Ich habe diese Geschichte dem Polizisten vorgeworfen, weil ich so aufgeregt, verärgert, nervös und völlig fertig war, habe ich vom deutschen direkt ins englische übersetzt und statt my friend war sie dann mein girlfriend. Na toll, in dem Moment als die Wörter rauskommen, wird mir klar, was ich sage und jetzt ist der Bock ganz fett. Jetzt denkt er noch ich bin lesbisch. Was für mich persönlich nicht tragisch wäre, in diesem Land aber mehr als verachtet ist. Und natürlich, jetzt werden wir erst Recht wie Scheisse behandelt und Erick gibt alles um das Missverständnis aufzuklären.
Nach vielen, gefühlt unendlichen Stunden sitze ich wieder mit Erick im Taxi und er bringt mich nach Hause. In der Nacht, wie so oft, finde ich kaum in den Schlaf weil mein Kopf so voll ist.
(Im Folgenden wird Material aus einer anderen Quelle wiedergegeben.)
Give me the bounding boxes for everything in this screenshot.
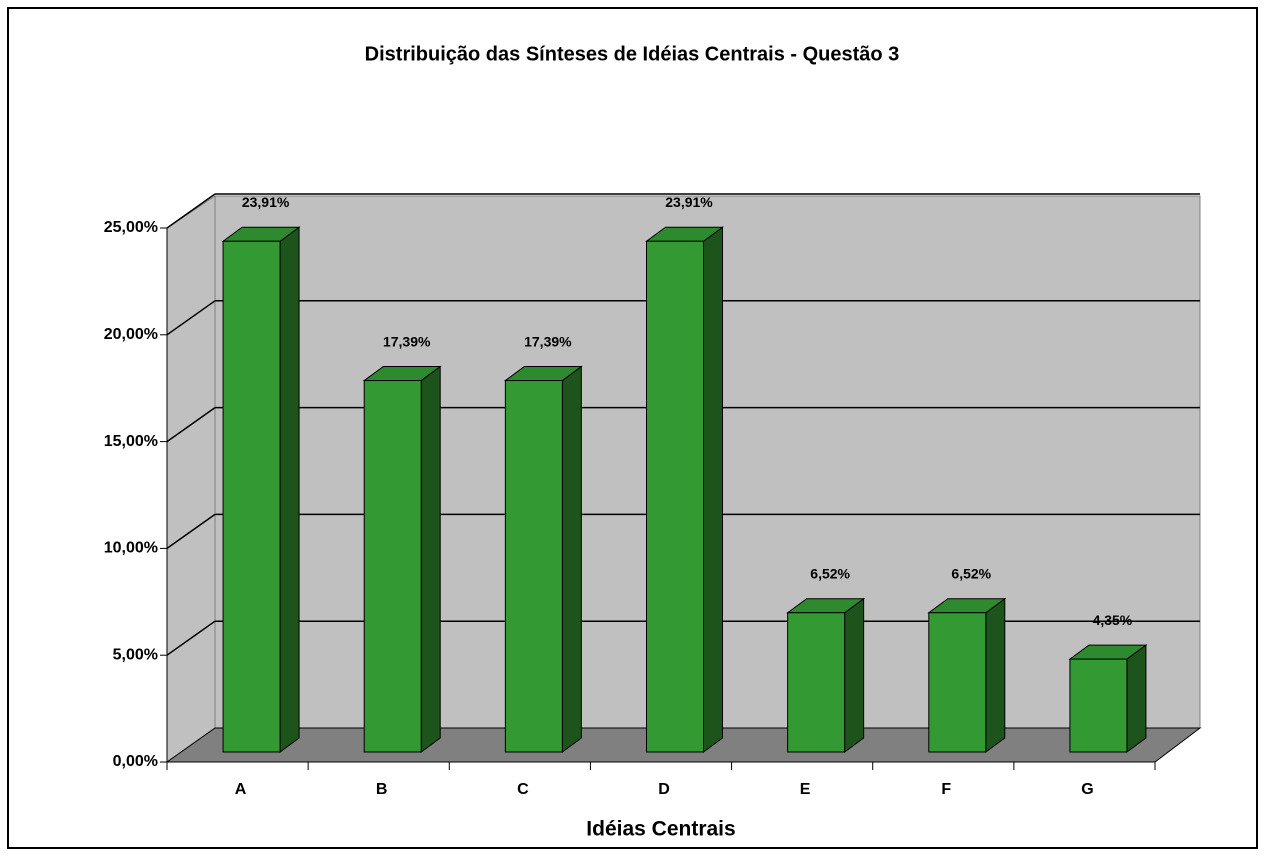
- y-tick-label: 5,00%: [113, 646, 158, 663]
- value-label: 4,35%: [1093, 612, 1133, 628]
- y-tick-label: 15,00%: [104, 433, 158, 450]
- value-label: 17,39%: [383, 333, 431, 349]
- value-label: 23,91%: [242, 194, 290, 210]
- bar-side: [703, 226, 723, 753]
- bar-side: [1126, 644, 1147, 753]
- bar: [787, 612, 846, 753]
- grid-line: [166, 513, 216, 550]
- x-tick-label: C: [517, 781, 529, 798]
- grid-line: [166, 620, 216, 656]
- x-tick-label: A: [235, 781, 247, 798]
- x-tick-label: F: [941, 781, 951, 798]
- value-label: 23,91%: [665, 194, 713, 210]
- bar-side: [420, 365, 441, 753]
- chart-title: Distribuição das Sínteses de Idéias Cent…: [365, 43, 900, 65]
- x-tick-label: B: [376, 781, 388, 798]
- y-tick-label: 10,00%: [104, 540, 158, 557]
- bar: [928, 612, 987, 753]
- bar-side: [985, 597, 1006, 753]
- bar-side: [561, 365, 582, 753]
- bar: [504, 380, 563, 753]
- x-tick-label: D: [658, 781, 670, 798]
- grid-line: [166, 406, 216, 443]
- bar: [1069, 658, 1128, 753]
- value-label: 6,52%: [810, 565, 850, 581]
- value-label: 17,39%: [524, 333, 572, 349]
- bar-side: [844, 597, 865, 753]
- y-tick-label: 25,00%: [104, 219, 158, 236]
- bar: [646, 240, 704, 753]
- y-tick-label: 20,00%: [104, 326, 158, 343]
- bar-side: [279, 226, 300, 753]
- x-axis-title: Idéias Centrais: [586, 818, 735, 841]
- x-tick-label: G: [1081, 781, 1093, 798]
- grid-line: [166, 193, 216, 229]
- side-wall: [166, 195, 216, 763]
- y-tick-label: 0,00%: [113, 753, 158, 770]
- bar: [222, 240, 281, 753]
- grid-line: [166, 300, 216, 336]
- bar: [363, 380, 422, 753]
- value-label: 6,52%: [951, 565, 991, 581]
- x-tick-label: E: [800, 781, 811, 798]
Ich weiß nicht warum, andere Menschen leben hier seit Jahren und haben nicht mal ansatzweise diese vielen Erlebnisse gehabt wie ich. Das habe ich Erick auch schon vorgeworfen. Mein Leben hier wäre ohne ihn so viel ruhiger, stressfreier...aber auch sooooo viel langweiliger :-)
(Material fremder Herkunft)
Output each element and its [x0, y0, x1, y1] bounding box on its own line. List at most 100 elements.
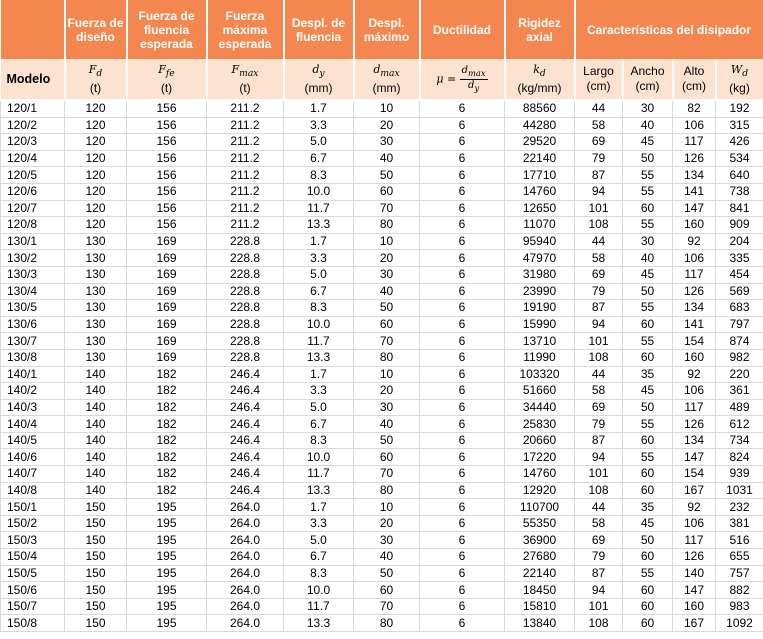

Und morgen stehe ich wieder auf und bin gespannt was passiert... aber auf Polizei Erfahrungen verzichte ich künftig sehr gerne ;-)
Sex-Business

Ich habe euch ja schon erzählt, an manchen Tagen, da bimmelt mein Handy spät Abends und die Nacht endet in Ericks Taxi mit endlosen Diskussionen.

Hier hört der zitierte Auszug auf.